- Camp Robinson Location of Camp Robinson in Ontario
- Coordinates: 50°07′50″N 93°13′11″W﻿ / ﻿50.13056°N 93.21972°W
- Country: Canada
- Province: Ontario
- Region: Northwestern Ontario
- District: Kenora
- Part: Kenora, Unorganized
- Founded: 1947
- Elevation: 394 m (1,293 ft)
- Time zone: UTC-6 (Central Time Zone)
- • Summer (DST): UTC-5 (Central Time Zone)
- Postal code FSA: P0V
- Area code: 807

= Camp Robinson, Ontario =

Camp Robinson is an unincorporated place and former settlement in Unorganized Kenora District in northwestern Ontario, Canada.

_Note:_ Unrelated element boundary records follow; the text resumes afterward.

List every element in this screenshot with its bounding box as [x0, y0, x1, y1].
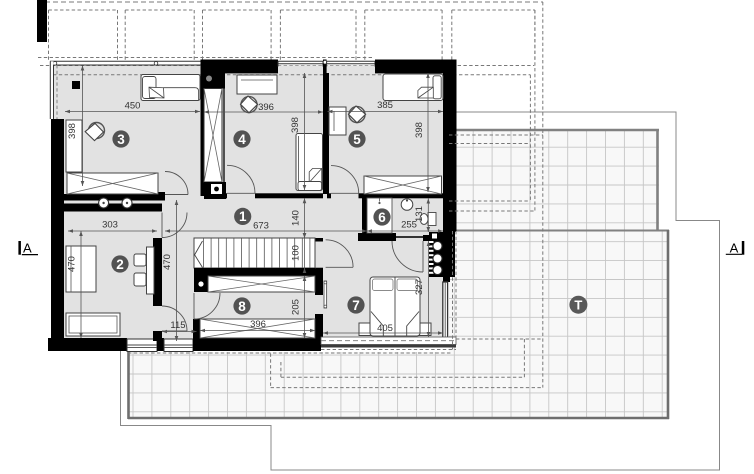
svg-text:385: 385 — [377, 100, 393, 111]
svg-text:8: 8 — [238, 299, 246, 314]
svg-text:398: 398 — [290, 117, 301, 133]
svg-text:470: 470 — [67, 256, 78, 272]
svg-text:470: 470 — [162, 254, 173, 270]
svg-text:6: 6 — [378, 210, 386, 225]
svg-text:673: 673 — [253, 221, 269, 232]
svg-text:4: 4 — [238, 132, 246, 147]
svg-text:5: 5 — [353, 132, 361, 147]
svg-text:A: A — [730, 240, 739, 255]
svg-text:396: 396 — [258, 102, 274, 113]
svg-text:450: 450 — [125, 101, 141, 112]
svg-text:396: 396 — [250, 319, 266, 330]
svg-text:205: 205 — [291, 299, 302, 315]
svg-text:327: 327 — [414, 279, 425, 295]
svg-text:115: 115 — [170, 320, 185, 331]
svg-text:T: T — [574, 298, 582, 313]
svg-text:3: 3 — [117, 132, 125, 147]
svg-text:1: 1 — [239, 209, 247, 224]
svg-text:398: 398 — [414, 122, 425, 138]
svg-text:405: 405 — [377, 323, 393, 334]
svg-text:398: 398 — [67, 123, 78, 139]
svg-text:303: 303 — [102, 220, 118, 231]
svg-text:131: 131 — [414, 206, 425, 222]
svg-text:2: 2 — [116, 257, 124, 272]
svg-text:A: A — [23, 240, 32, 255]
svg-text:7: 7 — [352, 298, 360, 313]
svg-text:140: 140 — [291, 210, 302, 226]
svg-text:100: 100 — [291, 245, 302, 261]
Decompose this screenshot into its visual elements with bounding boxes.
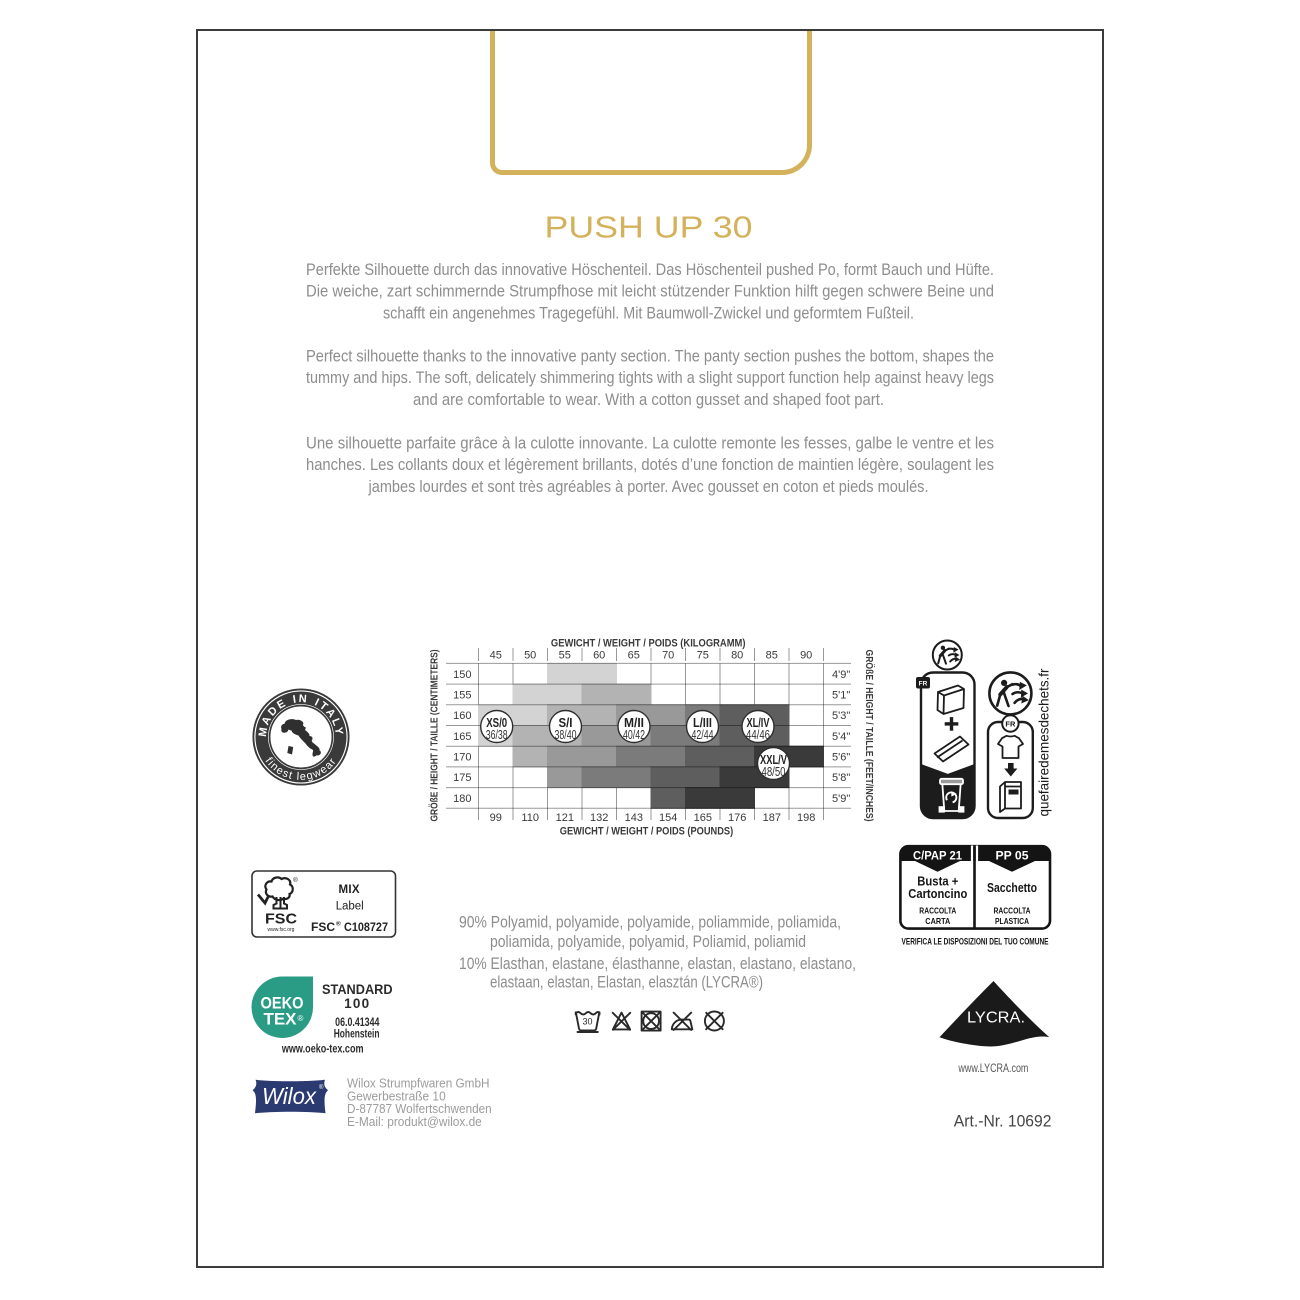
- svg-text:170: 170: [453, 752, 471, 764]
- svg-text:5'8": 5'8": [832, 772, 850, 784]
- svg-text:Hohenstein: Hohenstein: [334, 1029, 380, 1041]
- svg-text:40/42: 40/42: [623, 728, 645, 742]
- svg-text:FSC: FSC: [265, 911, 297, 928]
- svg-text:GEWICHT / WEIGHT / POIDS (POUN: GEWICHT / WEIGHT / POIDS (POUNDS): [560, 826, 734, 838]
- svg-text:Art.-Nr. 10692: Art.-Nr. 10692: [954, 1111, 1052, 1130]
- svg-text:Cartoncino: Cartoncino: [908, 887, 967, 901]
- svg-text:LYCRA.: LYCRA.: [967, 1010, 1025, 1027]
- svg-text:GRÖßE / HEIGHT / TAILLE (CENTI: GRÖßE / HEIGHT / TAILLE (CENTIMETERS): [428, 650, 441, 822]
- svg-text:187: 187: [763, 812, 781, 824]
- svg-text:®: ®: [319, 1084, 324, 1091]
- svg-text:Label: Label: [336, 901, 364, 913]
- svg-text:®: ®: [336, 920, 341, 928]
- svg-text:poliamida, polyamide, polyamid: poliamida, polyamide, polyamid, Poliamid…: [490, 933, 806, 951]
- svg-text:tummy and hips. The soft, deli: tummy and hips. The soft, delicately shi…: [306, 368, 994, 387]
- svg-text:PLASTICA: PLASTICA: [995, 916, 1029, 926]
- svg-text:60: 60: [593, 649, 605, 661]
- svg-text:VERIFICA LE DISPOSIZIONI DEL T: VERIFICA LE DISPOSIZIONI DEL TUO COMUNE: [902, 937, 1049, 947]
- svg-text:STANDARD: STANDARD: [322, 982, 393, 997]
- svg-text:110: 110: [521, 812, 539, 824]
- svg-text:198: 198: [797, 812, 815, 824]
- svg-text:75: 75: [697, 649, 709, 661]
- svg-text:165: 165: [694, 812, 712, 824]
- svg-text:FSC: FSC: [311, 922, 335, 934]
- svg-text:10% Elasthan, elastane, élasth: 10% Elasthan, elastane, élasthanne, elas…: [459, 955, 856, 973]
- svg-text:121: 121: [556, 812, 574, 824]
- svg-text:90: 90: [800, 649, 812, 661]
- svg-text:E-Mail: produkt@wilox.de: E-Mail: produkt@wilox.de: [347, 1115, 482, 1129]
- svg-text:143: 143: [625, 812, 643, 824]
- svg-text:C/PAP 21: C/PAP 21: [913, 851, 963, 863]
- svg-text:FR: FR: [1005, 720, 1016, 729]
- svg-text:D-87787 Wolfertschwenden: D-87787 Wolfertschwenden: [347, 1102, 492, 1116]
- svg-text:154: 154: [659, 812, 677, 824]
- svg-text:5'1": 5'1": [832, 689, 850, 701]
- svg-text:quefairedemesdechets.fr: quefairedemesdechets.fr: [1036, 668, 1052, 816]
- svg-text:48/50: 48/50: [762, 765, 786, 779]
- svg-text:hanches. Les collants doux et: hanches. Les collants doux et légèrement…: [306, 455, 994, 474]
- svg-text:RACCOLTA: RACCOLTA: [919, 906, 956, 916]
- svg-text:44/46: 44/46: [746, 728, 770, 742]
- svg-text:www.oeko-tex.com: www.oeko-tex.com: [281, 1044, 363, 1056]
- svg-text:Perfect silhouette thanks to t: Perfect silhouette thanks to the innovat…: [306, 346, 994, 365]
- svg-text:5'6": 5'6": [832, 752, 850, 764]
- svg-text:70: 70: [662, 649, 674, 661]
- svg-text:®: ®: [298, 1014, 304, 1023]
- svg-text:www.LYCRA.com: www.LYCRA.com: [958, 1063, 1029, 1075]
- svg-text:TEX: TEX: [264, 1010, 298, 1029]
- svg-text:GEWICHT / WEIGHT / POIDS (KILO: GEWICHT / WEIGHT / POIDS (KILOGRAMM): [551, 637, 746, 649]
- svg-text:Wilox Strumpfwaren GmbH: Wilox Strumpfwaren GmbH: [347, 1077, 490, 1091]
- svg-text:schafft ein angenehmes Tragege: schafft ein angenehmes Tragegefühl. Mit …: [383, 303, 914, 322]
- svg-text:175: 175: [453, 772, 471, 784]
- svg-text:CARTA: CARTA: [925, 916, 950, 926]
- svg-text:150: 150: [453, 669, 471, 681]
- svg-text:65: 65: [628, 649, 640, 661]
- svg-text:36/38: 36/38: [486, 728, 508, 742]
- svg-text:99: 99: [490, 812, 502, 824]
- svg-text:jambes lourdes et sont très ag: jambes lourdes et sont très agréables à …: [368, 477, 929, 496]
- svg-text:55: 55: [559, 649, 571, 661]
- svg-text:100: 100: [344, 996, 369, 1011]
- svg-text:and are comfortable to wear. W: and are comfortable to wear. With a cott…: [413, 390, 884, 409]
- svg-text:4'9": 4'9": [832, 669, 850, 681]
- svg-text:50: 50: [524, 649, 536, 661]
- svg-text:06.0.41344: 06.0.41344: [335, 1017, 380, 1029]
- svg-text:Perfekte Silhouette durch das: Perfekte Silhouette durch das innovative…: [306, 260, 994, 279]
- svg-text:155: 155: [453, 689, 471, 701]
- svg-text:160: 160: [453, 710, 471, 722]
- svg-text:30: 30: [582, 1017, 592, 1027]
- svg-text:PUSH UP 30: PUSH UP 30: [545, 210, 753, 245]
- svg-text:MIX: MIX: [339, 884, 360, 896]
- svg-text:176: 176: [728, 812, 746, 824]
- svg-text:PP 05: PP 05: [996, 851, 1030, 863]
- svg-text:FR: FR: [919, 681, 928, 688]
- svg-text:Une silhouette parfaite grâce: Une silhouette parfaite grâce à la culot…: [306, 433, 994, 452]
- svg-text:5'4": 5'4": [832, 731, 850, 743]
- svg-text:42/44: 42/44: [692, 728, 714, 742]
- svg-text:85: 85: [766, 649, 778, 661]
- svg-text:C108727: C108727: [344, 922, 388, 934]
- svg-text:Wilox: Wilox: [262, 1083, 317, 1109]
- svg-text:5'3": 5'3": [832, 710, 850, 722]
- svg-text:45: 45: [490, 649, 502, 661]
- svg-text:RACCOLTA: RACCOLTA: [994, 906, 1031, 916]
- svg-text:Sacchetto: Sacchetto: [987, 881, 1037, 895]
- svg-text:Die weiche, zart schimmernde S: Die weiche, zart schimmernde Strumpfhose…: [306, 282, 994, 301]
- svg-text:165: 165: [453, 731, 471, 743]
- svg-text:elastaan, elastan, Elastan, el: elastaan, elastan, Elastan, elasztán (LY…: [490, 974, 763, 992]
- svg-text:www.fsc.org: www.fsc.org: [268, 927, 295, 933]
- svg-text:®: ®: [293, 876, 298, 884]
- svg-text:90% Polyamid, polyamide, polya: 90% Polyamid, polyamide, polyamide, poli…: [459, 913, 841, 931]
- svg-text:GRÖßE / HEIGHT / TAILLE (FEET/: GRÖßE / HEIGHT / TAILLE (FEET/INCHES): [863, 650, 876, 822]
- svg-text:132: 132: [590, 812, 608, 824]
- svg-text:180: 180: [453, 793, 471, 805]
- svg-text:38/40: 38/40: [555, 728, 577, 742]
- svg-text:80: 80: [731, 649, 743, 661]
- svg-text:5'9": 5'9": [832, 793, 850, 805]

It is located on Moose Lake about 3 km east of Ontario Highway 105 and 33 km north of Vermilion Bay.

==History==
The camp was created as Camp 69 on Moose Lake, Ontario in . Established by the Minnesota and Ontario Paper Company to house woodland workers and their families, Camp Robinson was named in honor of Mr. RHM Robinson, the then President of the company.

The camp had over 30 homes that were four room bungalows which were first painted green. These small houses created low rent homes for the company's workers and their families. A two-room school was built to house 50 students overseen by Mr. Edwin Sweet, teacher/principal. Mr. Sweet was assisted by Mrs. Iola Seed. Eventually, a bakery, butcher shop, a laundry, a small infirmary with a registered nurse were all located in the camp. For entertainment, the camp had its own curling rink and baseball diamond and for spiritual needs: a church.

The camp had its own power generation using large diesel powered generator sets. The company's woodland garage was located in the camp to service all the equipment from surrounding woodlands operations. The camp even had its own sewage system.

Camp Robinson was in existence for over 30 years until its demise in 1980. The end for the camp was in the works since the takeover of the company by Boise Cascade, as they had planned to replace the workers (represented by the Lumber and Sawmill Union) with independent owner operators of log skidding equipment. The eventual announcement caused a strike to start in 1978 and the last family, Beverley and Stanley Sandmoen, left the camp in 1980. The camp was leveled and buried by Boise Cascade and trees were planted over the site.